When the hissing sound does’t work, the next step is to stand up and turn so that your hips and torso are facing the dog with your shoulders back and chin up. To a dog this is the most authoritative position a human can take. It says “I mean business.”

If the hiss or standing up while facing the dog doenst stop the behavior, my next consequence is to march directly at the dog. When I say march, i mean a deliberate movement that does not slow down. The dog needs to think you are going to run it over if it doesn’t get up and move out of your way. Keep marching at the dog until it turns away or sits down. If the dog just backs up but remains facing you, it hasn’t gotten the message. Be careful to not corner the dog, just march towards it to get it to move away.

When none of the other consequences work, my next and final step is to place the dog on the leash and step on it about a foot away from the dogs head. This is the dog equivalent of the “time out” strategy many parents use with young children. After placing the leash on, I wait until the dog sits down. Once it does I slide the foot on the leash towards the dog to take the tension off the leash. Usually the dog will lay down a minute later. Once it does I slowly take my foot off the leash, but do so in a way that doesn’t alert the dog that it is free. The idea is to restrict its access and movement until it settles down or complies. A laying position usually means just that.

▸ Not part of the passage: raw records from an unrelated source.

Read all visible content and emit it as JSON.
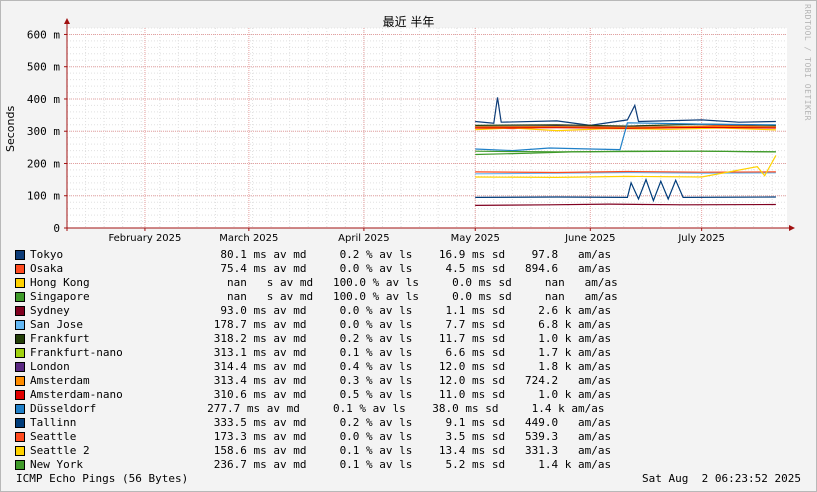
{
  "title": "最近 半年",
  "watermark": "RRDTOOL / TOBI OETIKER",
  "footer": {
    "left": "ICMP Echo Pings (56 Bytes)",
    "right": "Sat Aug  2 06:23:52 2025"
  },
  "colors": {
    "background": "#f3f3f3",
    "plot_background": "#ffffff",
    "minor_grid": "#e0e0e0",
    "major_grid": "#e6a0a0",
    "axis": "#a01010"
  },
  "chart_data": {
    "type": "line",
    "title": "最近 半年",
    "ylabel": "Seconds",
    "xlabel": "",
    "y_unit": "m",
    "ylim_ms": [
      0,
      620
    ],
    "yticks_ms": [
      0,
      100,
      200,
      300,
      400,
      500,
      600
    ],
    "ytick_labels": [
      "0",
      "100 m",
      "200 m",
      "300 m",
      "400 m",
      "500 m",
      "600 m"
    ],
    "xlim": [
      "2025-01-20",
      "2025-08-02"
    ],
    "xticks": [
      {
        "label": "February 2025",
        "date": "2025-02-10"
      },
      {
        "label": "March 2025",
        "date": "2025-03-10"
      },
      {
        "label": "April 2025",
        "date": "2025-04-10"
      },
      {
        "label": "May 2025",
        "date": "2025-05-10"
      },
      {
        "label": "June 2025",
        "date": "2025-06-10"
      },
      {
        "label": "July 2025",
        "date": "2025-07-10"
      }
    ],
    "grid": true,
    "data_start": "2025-05-10",
    "series": [
      {
        "name": "Tokyo",
        "color": "#0d3c78",
        "points": [
          [
            "2025-05-10",
            330
          ],
          [
            "2025-05-15",
            325
          ],
          [
            "2025-05-16",
            405
          ],
          [
            "2025-05-17",
            328
          ],
          [
            "2025-06-01",
            332
          ],
          [
            "2025-06-10",
            318
          ],
          [
            "2025-06-20",
            335
          ],
          [
            "2025-06-22",
            380
          ],
          [
            "2025-06-23",
            330
          ],
          [
            "2025-07-10",
            335
          ],
          [
            "2025-07-20",
            328
          ],
          [
            "2025-07-30",
            330
          ]
        ]
      },
      {
        "name": "Osaka",
        "color": "#ff4b1f",
        "points": [
          [
            "2025-05-10",
            312
          ],
          [
            "2025-05-20",
            308
          ],
          [
            "2025-06-01",
            315
          ],
          [
            "2025-06-15",
            310
          ],
          [
            "2025-07-01",
            312
          ],
          [
            "2025-07-15",
            318
          ],
          [
            "2025-07-30",
            314
          ]
        ]
      },
      {
        "name": "Hong Kong",
        "color": "#ffd200",
        "points": [
          [
            "2025-05-10",
            305
          ],
          [
            "2025-05-20",
            310
          ],
          [
            "2025-06-01",
            302
          ],
          [
            "2025-06-15",
            308
          ],
          [
            "2025-07-01",
            306
          ],
          [
            "2025-07-15",
            310
          ],
          [
            "2025-07-30",
            304
          ]
        ]
      },
      {
        "name": "Singapore",
        "color": "#3f9a2a",
        "points": [
          [
            "2025-05-10",
            228
          ],
          [
            "2025-05-25",
            232
          ],
          [
            "2025-06-05",
            236
          ],
          [
            "2025-06-20",
            238
          ],
          [
            "2025-07-10",
            238
          ],
          [
            "2025-07-30",
            236
          ]
        ]
      },
      {
        "name": "Sydney",
        "color": "#800020",
        "points": [
          [
            "2025-05-10",
            70
          ],
          [
            "2025-05-30",
            72
          ],
          [
            "2025-06-15",
            74
          ],
          [
            "2025-07-05",
            72
          ],
          [
            "2025-07-30",
            73
          ]
        ]
      },
      {
        "name": "San Jose",
        "color": "#64b8f4",
        "points": [
          [
            "2025-05-10",
            168
          ],
          [
            "2025-06-01",
            170
          ],
          [
            "2025-06-20",
            172
          ],
          [
            "2025-07-10",
            170
          ],
          [
            "2025-07-30",
            171
          ]
        ]
      },
      {
        "name": "Frankfurt",
        "color": "#233f08",
        "points": [
          [
            "2025-05-10",
            318
          ],
          [
            "2025-06-01",
            320
          ],
          [
            "2025-06-20",
            316
          ],
          [
            "2025-07-10",
            322
          ],
          [
            "2025-07-30",
            318
          ]
        ]
      },
      {
        "name": "Frankfurt-nano",
        "color": "#a0d210",
        "points": [
          [
            "2025-05-10",
            313
          ],
          [
            "2025-06-01",
            314
          ],
          [
            "2025-06-20",
            312
          ],
          [
            "2025-07-10",
            315
          ],
          [
            "2025-07-30",
            313
          ]
        ]
      },
      {
        "name": "London",
        "color": "#5a2882",
        "points": [
          [
            "2025-05-10",
            314
          ],
          [
            "2025-06-01",
            316
          ],
          [
            "2025-06-20",
            313
          ],
          [
            "2025-07-10",
            315
          ],
          [
            "2025-07-30",
            314
          ]
        ]
      },
      {
        "name": "Amsterdam",
        "color": "#ff8c00",
        "points": [
          [
            "2025-05-10",
            313
          ],
          [
            "2025-06-01",
            314
          ],
          [
            "2025-06-20",
            312
          ],
          [
            "2025-07-10",
            315
          ],
          [
            "2025-07-30",
            313
          ]
        ]
      },
      {
        "name": "Amsterdam-nano",
        "color": "#e10000",
        "points": [
          [
            "2025-05-10",
            310
          ],
          [
            "2025-06-01",
            311
          ],
          [
            "2025-06-20",
            309
          ],
          [
            "2025-07-10",
            312
          ],
          [
            "2025-07-30",
            310
          ]
        ]
      },
      {
        "name": "Düsseldorf",
        "color": "#2080c8",
        "points": [
          [
            "2025-05-10",
            245
          ],
          [
            "2025-05-20",
            240
          ],
          [
            "2025-05-30",
            248
          ],
          [
            "2025-06-10",
            245
          ],
          [
            "2025-06-18",
            243
          ],
          [
            "2025-06-20",
            326
          ],
          [
            "2025-07-10",
            322
          ],
          [
            "2025-07-30",
            320
          ]
        ]
      },
      {
        "name": "Tallinn",
        "color": "#003c7a",
        "points": [
          [
            "2025-05-10",
            95
          ],
          [
            "2025-06-01",
            96
          ],
          [
            "2025-06-20",
            95
          ],
          [
            "2025-06-21",
            140
          ],
          [
            "2025-06-23",
            90
          ],
          [
            "2025-06-25",
            150
          ],
          [
            "2025-06-27",
            85
          ],
          [
            "2025-06-29",
            145
          ],
          [
            "2025-07-01",
            90
          ],
          [
            "2025-07-03",
            148
          ],
          [
            "2025-07-05",
            95
          ],
          [
            "2025-07-30",
            96
          ]
        ]
      },
      {
        "name": "Seattle",
        "color": "#ff4b1f",
        "points": [
          [
            "2025-05-10",
            174
          ],
          [
            "2025-06-01",
            172
          ],
          [
            "2025-06-20",
            175
          ],
          [
            "2025-07-10",
            173
          ],
          [
            "2025-07-30",
            174
          ]
        ]
      },
      {
        "name": "Seattle 2",
        "color": "#ffd200",
        "points": [
          [
            "2025-05-10",
            158
          ],
          [
            "2025-06-01",
            157
          ],
          [
            "2025-06-20",
            160
          ],
          [
            "2025-07-10",
            158
          ],
          [
            "2025-07-25",
            190
          ],
          [
            "2025-07-27",
            162
          ],
          [
            "2025-07-30",
            225
          ]
        ]
      },
      {
        "name": "New York",
        "color": "#3f9a2a",
        "points": [
          [
            "2025-05-10",
            238
          ],
          [
            "2025-06-01",
            236
          ],
          [
            "2025-06-20",
            237
          ],
          [
            "2025-07-10",
            238
          ],
          [
            "2025-07-30",
            236
          ]
        ]
      }
    ]
  },
  "legend": [
    {
      "name": "Tokyo",
      "color": "#0d3c78",
      "stats": "       80.1 ms av md     0.2 % av ls    16.9 ms sd    97.8   am/as"
    },
    {
      "name": "Osaka",
      "color": "#ff4b1f",
      "stats": "       75.4 ms av md     0.0 % av ls     4.5 ms sd   894.6   am/as"
    },
    {
      "name": "Hong Kong",
      "color": "#ffd200",
      "stats": "        nan   s av md   100.0 % av ls     0.0 ms sd     nan   am/as"
    },
    {
      "name": "Singapore",
      "color": "#3f9a2a",
      "stats": "        nan   s av md   100.0 % av ls     0.0 ms sd     nan   am/as"
    },
    {
      "name": "Sydney",
      "color": "#800020",
      "stats": "       93.0 ms av md     0.0 % av ls     1.1 ms sd     2.6 k am/as"
    },
    {
      "name": "San Jose",
      "color": "#64b8f4",
      "stats": "      178.7 ms av md     0.0 % av ls     7.7 ms sd     6.8 k am/as"
    },
    {
      "name": "Frankfurt",
      "color": "#233f08",
      "stats": "      318.2 ms av md     0.2 % av ls    11.7 ms sd     1.0 k am/as"
    },
    {
      "name": "Frankfurt-nano",
      "color": "#a0d210",
      "stats": "      313.1 ms av md     0.1 % av ls     6.6 ms sd     1.7 k am/as"
    },
    {
      "name": "London",
      "color": "#5a2882",
      "stats": "      314.4 ms av md     0.4 % av ls    12.0 ms sd     1.8 k am/as"
    },
    {
      "name": "Amsterdam",
      "color": "#ff8c00",
      "stats": "      313.4 ms av md     0.3 % av ls    12.0 ms sd   724.2   am/as"
    },
    {
      "name": "Amsterdam-nano",
      "color": "#e10000",
      "stats": "      310.6 ms av md     0.5 % av ls    11.0 ms sd     1.0 k am/as"
    },
    {
      "name": "Düsseldorf",
      "color": "#2080c8",
      "stats": "     277.7 ms av md     0.1 % av ls    38.0 ms sd     1.4 k am/as"
    },
    {
      "name": "Tallinn",
      "color": "#003c7a",
      "stats": "      333.5 ms av md     0.2 % av ls     9.1 ms sd   449.0   am/as"
    },
    {
      "name": "Seattle",
      "color": "#ff4b1f",
      "stats": "      173.3 ms av md     0.0 % av ls     3.5 ms sd   539.3   am/as"
    },
    {
      "name": "Seattle 2",
      "color": "#ffd200",
      "stats": "      158.6 ms av md     0.1 % av ls    13.4 ms sd   331.3   am/as"
    },
    {
      "name": "New York",
      "color": "#3f9a2a",
      "stats": "      236.7 ms av md     0.1 % av ls     5.2 ms sd     1.4 k am/as"
    }
  ]
}
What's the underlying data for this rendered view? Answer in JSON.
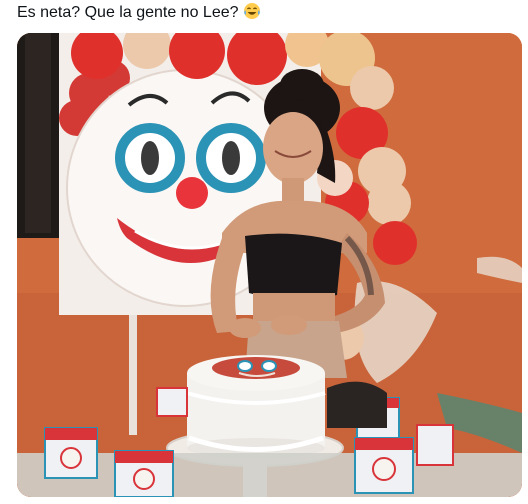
{
  "tweet": {
    "text": "Es neta? Que la gente no Lee?",
    "emoji_icon": "tears-of-joy-emoji-icon"
  },
  "media": {
    "type": "photo",
    "icons": {
      "clown_backdrop": "clown-face-icon",
      "balloon_arch": "balloon-icon",
      "cake": "cake-icon",
      "favor_boxes": "gift-box-icon"
    }
  },
  "colors": {
    "wall": "#d06a3a",
    "balloon_red": "#e0302c",
    "balloon_cream": "#ecc9ab",
    "clown_eye_ring": "#2b93b6",
    "clown_nose": "#e8343a",
    "cake_frosting": "#f4f2ef"
  }
}
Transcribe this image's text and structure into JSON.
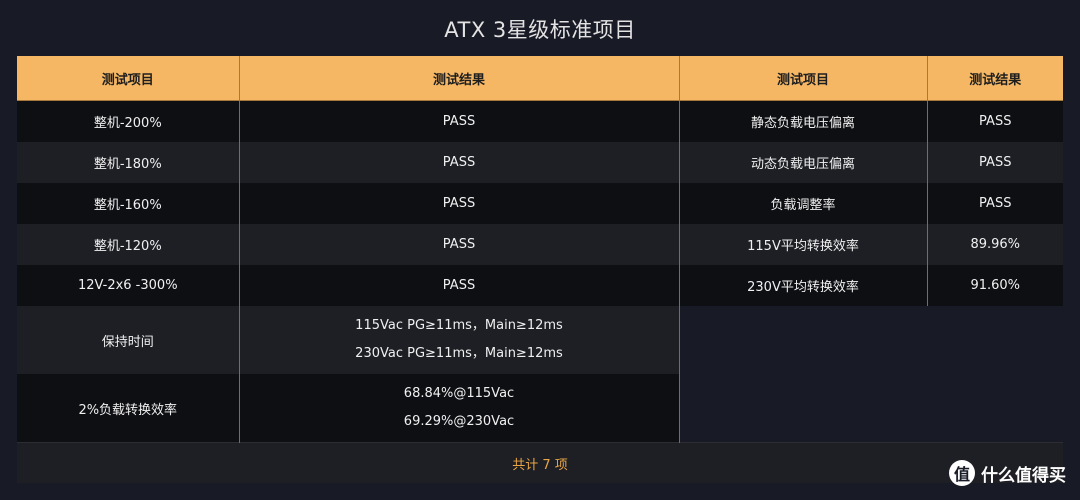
{
  "title": "ATX 3星级标准项目",
  "table": {
    "headers": [
      "测试项目",
      "测试结果",
      "测试项目",
      "测试结果"
    ],
    "rows": [
      {
        "item": "整机-200%",
        "result": "PASS",
        "item2": "静态负载电压偏离",
        "result2": "PASS"
      },
      {
        "item": "整机-180%",
        "result": "PASS",
        "item2": "动态负载电压偏离",
        "result2": "PASS"
      },
      {
        "item": "整机-160%",
        "result": "PASS",
        "item2": "负载调整率",
        "result2": "PASS"
      },
      {
        "item": "整机-120%",
        "result": "PASS",
        "item2": "115V平均转换效率",
        "result2": "89.96%"
      },
      {
        "item": "12V-2x6 -300%",
        "result": "PASS",
        "item2": "230V平均转换效率",
        "result2": "91.60%"
      }
    ],
    "extra_rows": [
      {
        "item": "保持时间",
        "lines": [
          "115Vac PG≥11ms，Main≥12ms",
          "230Vac PG≥11ms，Main≥12ms"
        ]
      },
      {
        "item": "2%负载转换效率",
        "lines": [
          "68.84%@115Vac",
          "69.29%@230Vac"
        ]
      }
    ],
    "footer": "共计 7 项"
  },
  "watermark": {
    "icon": "值",
    "text": "什么值得买"
  }
}
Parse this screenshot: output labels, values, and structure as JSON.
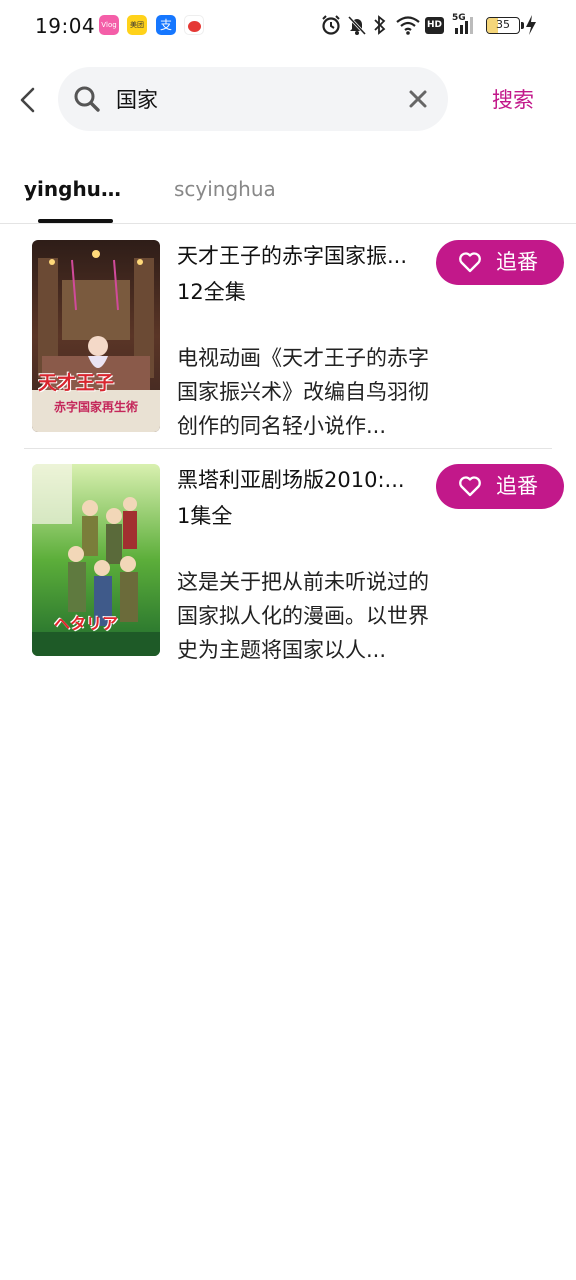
{
  "status_bar": {
    "time": "19:04",
    "apps": [
      {
        "icon": "pink-app-icon",
        "label": "Vlog"
      },
      {
        "icon": "meituan-icon",
        "label": "美团"
      },
      {
        "icon": "alipay-icon",
        "label": "支"
      },
      {
        "icon": "red-app-icon",
        "label": ""
      }
    ],
    "icons": [
      "alarm-icon",
      "mute-icon",
      "bluetooth-icon",
      "wifi-icon",
      "hd-icon",
      "signal-5g-icon"
    ],
    "hd_label": "HD",
    "network_label": "5G",
    "battery": {
      "level_percent": 35,
      "label": "35",
      "charging": true
    }
  },
  "header": {
    "search_value": "国家",
    "search_placeholder": "",
    "search_button_label": "搜索"
  },
  "tabs": [
    {
      "label": "yinghua...",
      "active": true
    },
    {
      "label": "scyinghua",
      "active": false
    }
  ],
  "results": [
    {
      "title": "天才王子的赤字国家振...",
      "episodes": "12全集",
      "description": "电视动画《天才王子的赤字国家振兴术》改编自鸟羽彻创作的同名轻小说作...",
      "follow_label": "追番",
      "poster_text": "天才王子",
      "poster_subtext": "赤字国家再生術"
    },
    {
      "title": "黑塔利亚剧场版2010:...",
      "episodes": "1集全",
      "description": "这是关于把从前未听说过的国家拟人化的漫画。以世界史为主题将国家以人...",
      "follow_label": "追番",
      "poster_text": "ヘタリア",
      "poster_subtext": ""
    }
  ],
  "colors": {
    "accent": "#c2188a",
    "tab_inactive": "#888888",
    "divider": "#e4e4e4",
    "search_bg": "#f3f4f6"
  }
}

Next we had the children join us to work on a few positive reinforcement exercises that will help the dog see and identify the children as being in a leadership position to the dog. The kids were from 1.5 to 6 years of age and some needed a little encouragement to participate. But once they did, it was a kick seeing them command, disagree and lead the dog. I suggested that the parents and grand parents supervise these activities with the children to ensure the proper technique.

By the end of the session Buddy was drained, snoozing in his kennel or while i tried to snap a few pix of him. He took to the new communication methods, rules and exercises like champ. Buddy is a really well mannered puppy, he just got a little too excited at times and wasn’t completely sure what his owners wanted out of him.

Now that Buddy’s owners are using these new communication methods to explain the rules and limits they want him to respect, it shouldn’t take long for the kids to stop calling him “Bad Buddy” and become a real four legged buddy to all of them for life.